Dr. Desmond-Hellmann grew up in Reno, Nev., one of seven children. Her father was a pharmacist and her mother an English teacher. She and her siblings went to college in Reno because it was affordable, and she needed student loans for medical school at U.C.S.F.

“I felt kind of like an underdog when I first showed up here,” she said. “I often laugh that Nick and I gravitated to each other and became friends, because around the table as we were interns, there was a lot of Harvard and Yale and U.C.S.F. and Stanford, and there were two notable state-school kids — Nevada and Kentucky.”

She and Nicholas Hellmann married in 1987. In 1989, they moved to Uganda for two years to study and treat patients with H.I.V. or cancer. They went because of the values they had both formed from growing up in large Catholic families and attending Catholic schools. “I think that what we got from our family life and our education is this sort of really strong sense of purpose and wish to make a contribution,” Dr. Desmond-Hellmann said.

She took her management style from her upbringing, too.

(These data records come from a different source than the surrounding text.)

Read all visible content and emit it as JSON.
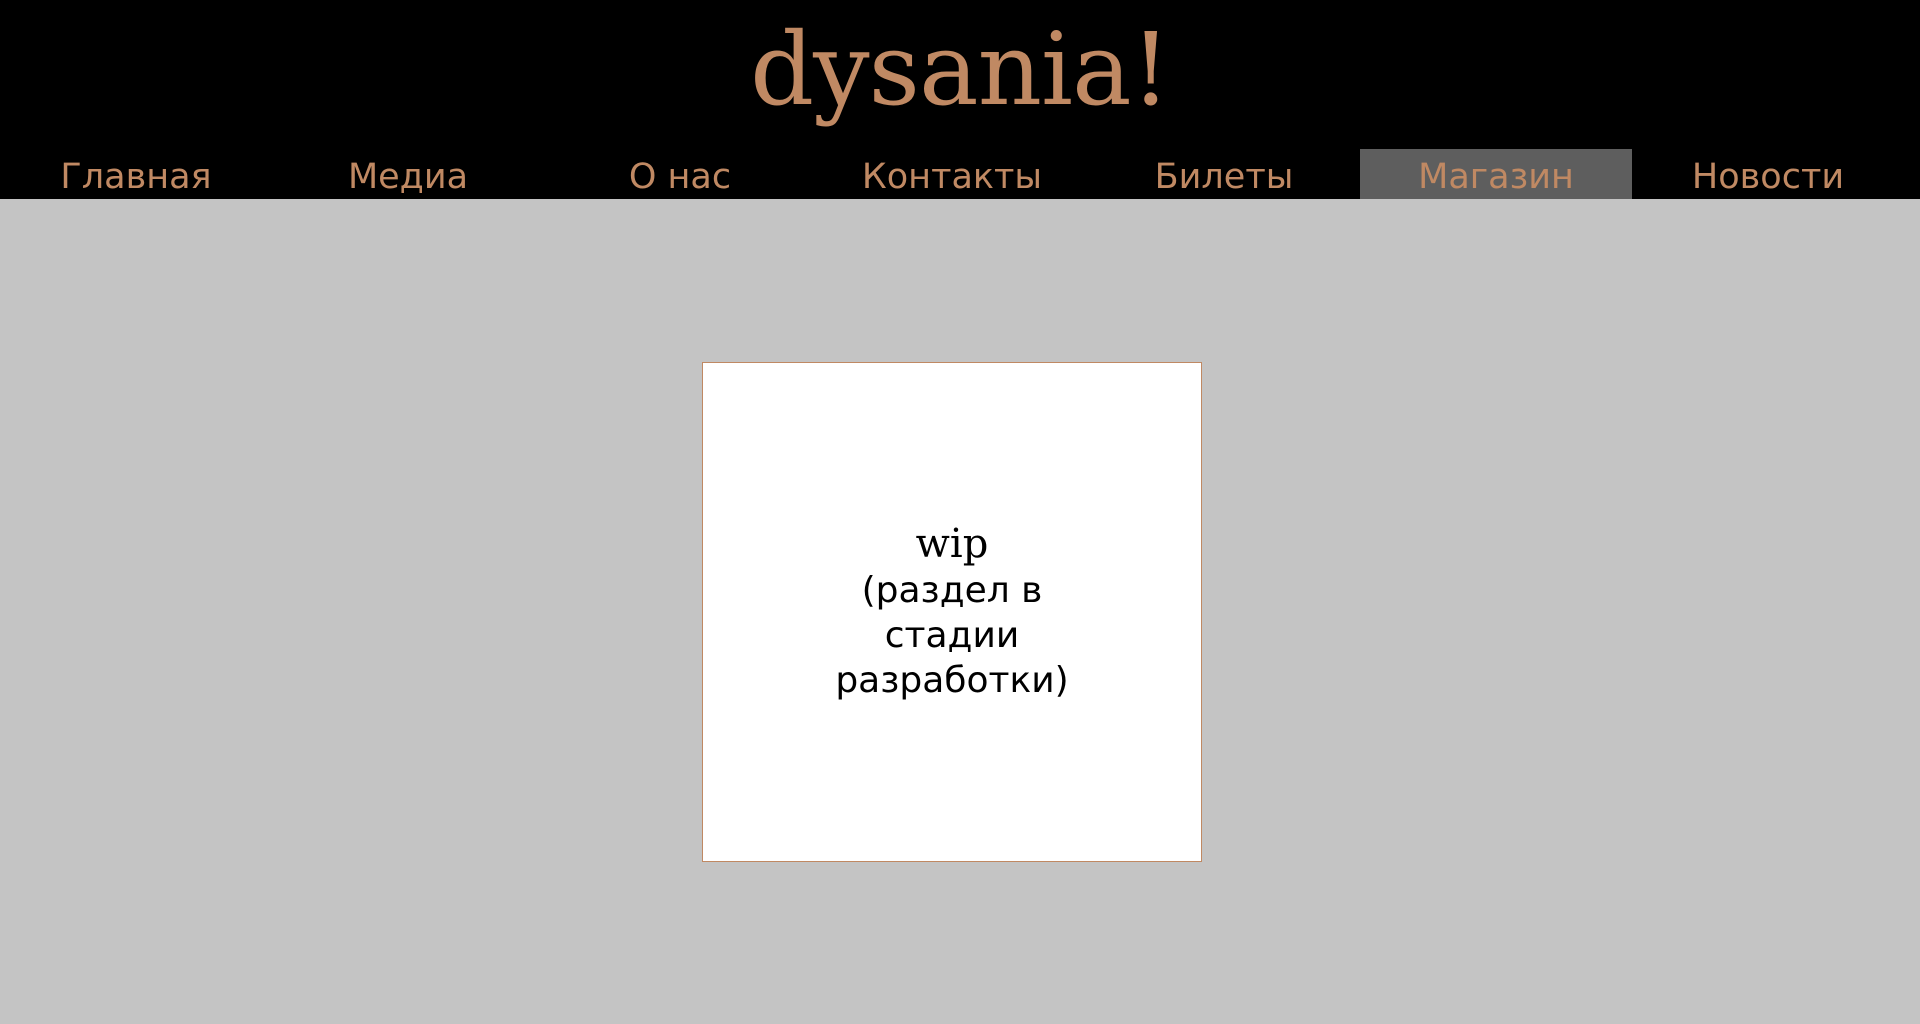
{
  "site": {
    "logo": "dysania!"
  },
  "nav": {
    "items": [
      {
        "label": "Главная"
      },
      {
        "label": "Медиа"
      },
      {
        "label": "О нас"
      },
      {
        "label": "Контакты"
      },
      {
        "label": "Билеты"
      },
      {
        "label": "Магазин",
        "active": true
      },
      {
        "label": "Новости"
      }
    ]
  },
  "main": {
    "card": {
      "title": "wip",
      "description": "(раздел в стадии разработки)"
    }
  },
  "colors": {
    "accent": "#c08963",
    "header_bg": "#000000",
    "page_bg": "#c4c4c4",
    "active_nav_bg": "#5e5e5e",
    "card_bg": "#ffffff"
  }
}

Her parents were always looking for their children’s strengths, she said: “Great managers figure out what people are really good at and what gets in their way, and they pull out the best in people.”

After Uganda, she and her husband moved to Kentucky, where Dr. Desmond-Hellmann treated cancer patients.

They chose not to have children.

“I was surrounded by young kids as I was growing up, so I didn’t really feel like I needed to have the experience of babies,” Dr. Desmond-Hellmann said.

In Kentucky, she found herself having to tell too many patients that chemotherapy had stopped working and there were no more drugs to try. When her husband was offered a job at Bristol-Myers, in Connecticut, she went to work there, too, hoping that she could help develop new cancer drugs. She worked on the cancer drug Taxol, and discovered that she loved drug development.

“It was like I had been training my whole life for that job,” she said. Her next move was to Genentech, in 1995. At the time, the company had no cancer drugs, but had begun developing them. She soon became part of that work.

Arthur D. Levinson, then head of Genentech, said the company prided itself on a culture that stressed basic research, innovation, breakthrough drugs and, above all, the well-being of patients. Dr. Desmond-Hellmann fit right in, he said.

Dr. Desmond-Hellmann was “just wired” to put patients first, he said — and also had rigorous training in statistics, as well as medicine and oncology, that enabled her to look at data on new drugs and pick winners and losers.

She was also able to tell researchers when their projects were being given low priority or dropped.

“She’s a very nice person, so this did not come naturally to her,” Dr. Levinson said, adding that if he had any criticism of her in her early days there, it was that she was a bit too soft. “But she got it quickly. She became a tough leader, tough in a positive sense. She was willing to make tough calls without much difficulty.”

He promoted her quickly and repeatedly. “I knew she was the kind of leader who could go very far,” Dr. Levinson said.